Cellos Harrison

Background

In February 1940 a white gas station owner, Johnnie Mayo, was murdered, seemingly in an attempted robbery. Cellos Harrison was one of three black men initially questioned about the crime but all were released due to a lack of evidence against them. Over a year later Harrison was arrested again and this time he was charged with the murder of Johnnie Mayo.

Under pressure from law enforcement officers, and without access to a lawyer, Harrison confessed to the murder. Despite withdrawing the confession once he was provided with legal representation, Harrison was found guilty by a jury and sentenced to death. However, his attorneys managed to successfully appeal to the Florida Supreme Court; the Court ruled that the confession should not have gone to the jury.

Harrison’s case worked its way through the Florida court system. Twice he was convicted for Mayo’s murder but both times his lawyers got the convictions reversed on appeal. In the end, however, the Marianna community was not prepared to see a black man go free when a white man lay dead. On June 16, 1943, Harrison was kidnapped from the Jackson County Jail and brutally beaten to death, in a manner which resembled the murder of Johnnie Mayo.

Legal Status

In contrast to the drawn out legal process which characterized the state prosecution of Harrison for the Mayo murder, little effort was made to bring the men who kidnapped and lynched Harrison to justice.

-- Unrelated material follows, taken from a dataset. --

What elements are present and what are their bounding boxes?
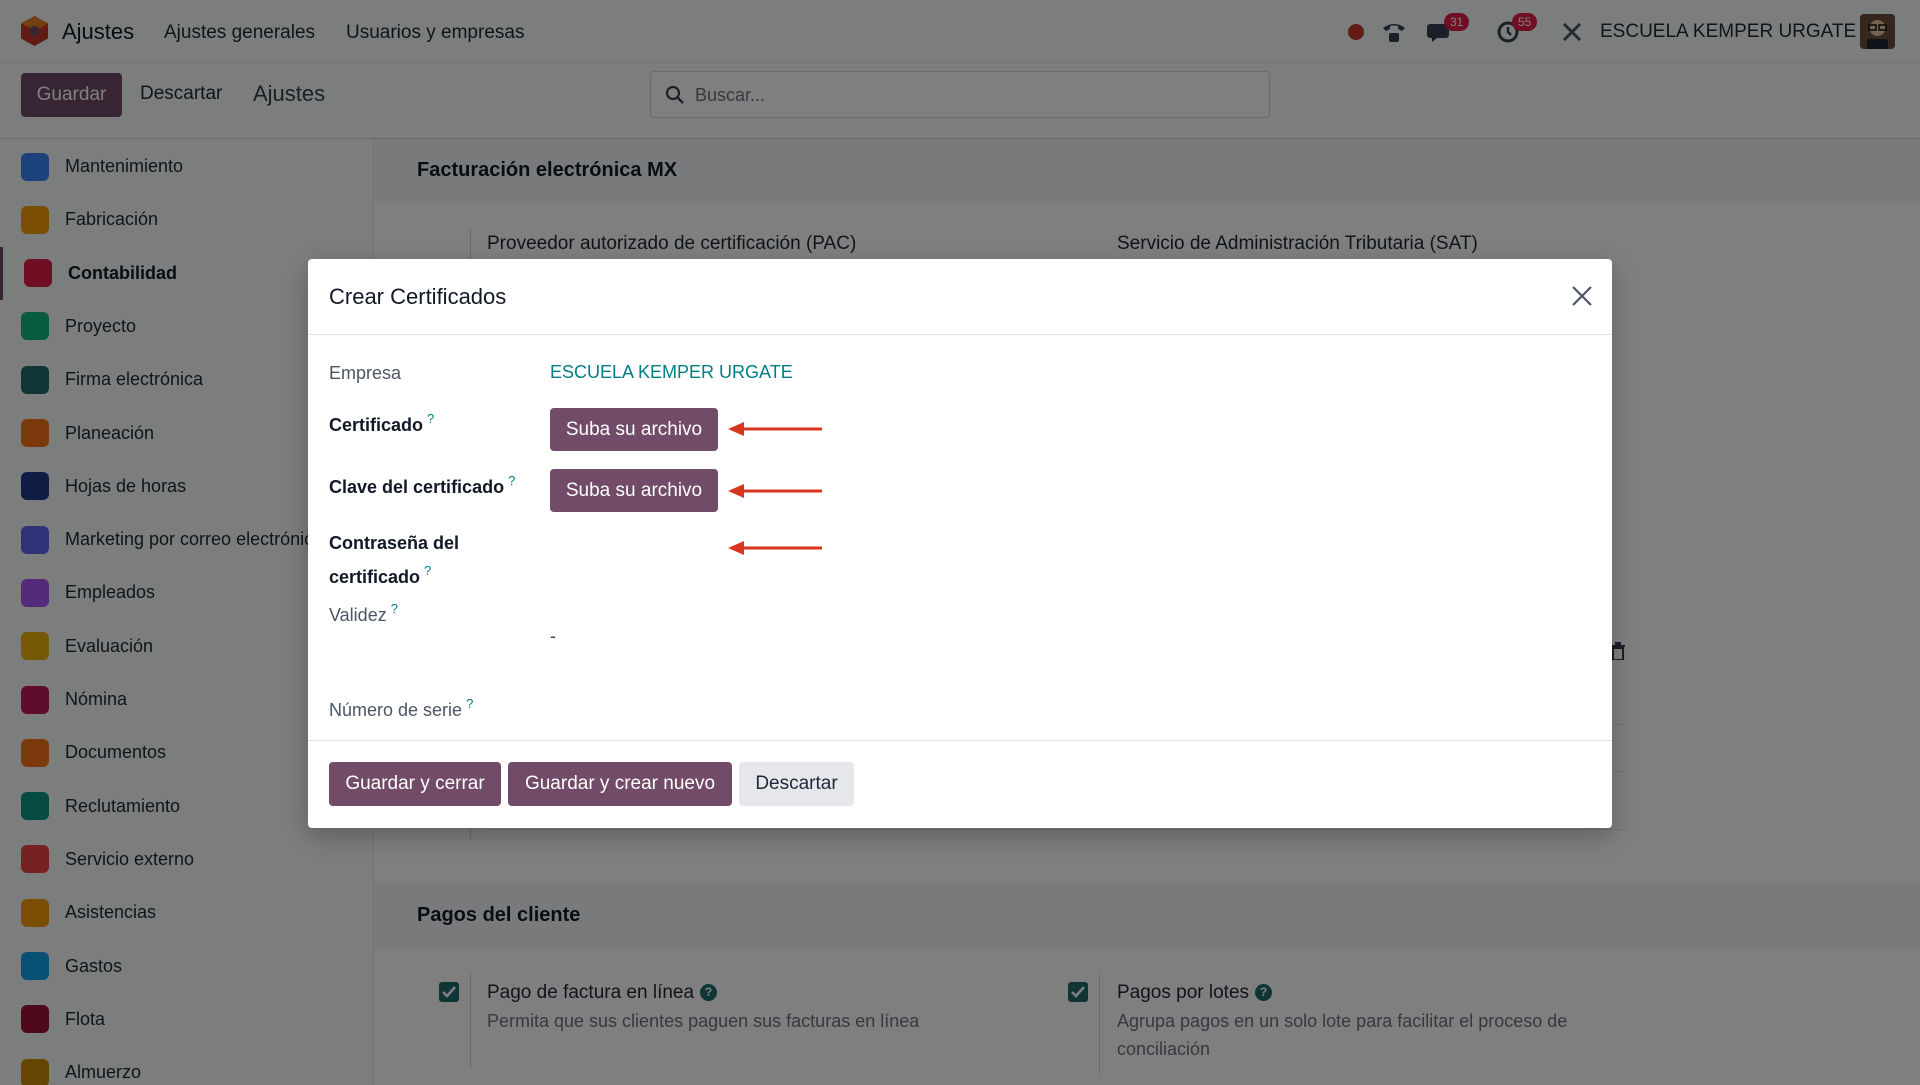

The FBI conducted a thorough investigation in an attempt to identify Harrison’s killers, however the bureau concluded that there was not enough evidence to prosecute the persons responsible for the kidnapping and lynching of Cellos Harrison. On July 19, 1944, eleven months after Harrison’s murder, Assistant Attorney General Tom Clark wrote to J. Edgar Hoover, calling off any further investigation and closing the case. Although the FBI’s investigations raised suspicions against several individuals, including law enforcement officers, Harrison’s case was closed without any recommendations for prosecution. Nobody was ever held responsible for Cellos Harrison’s murder.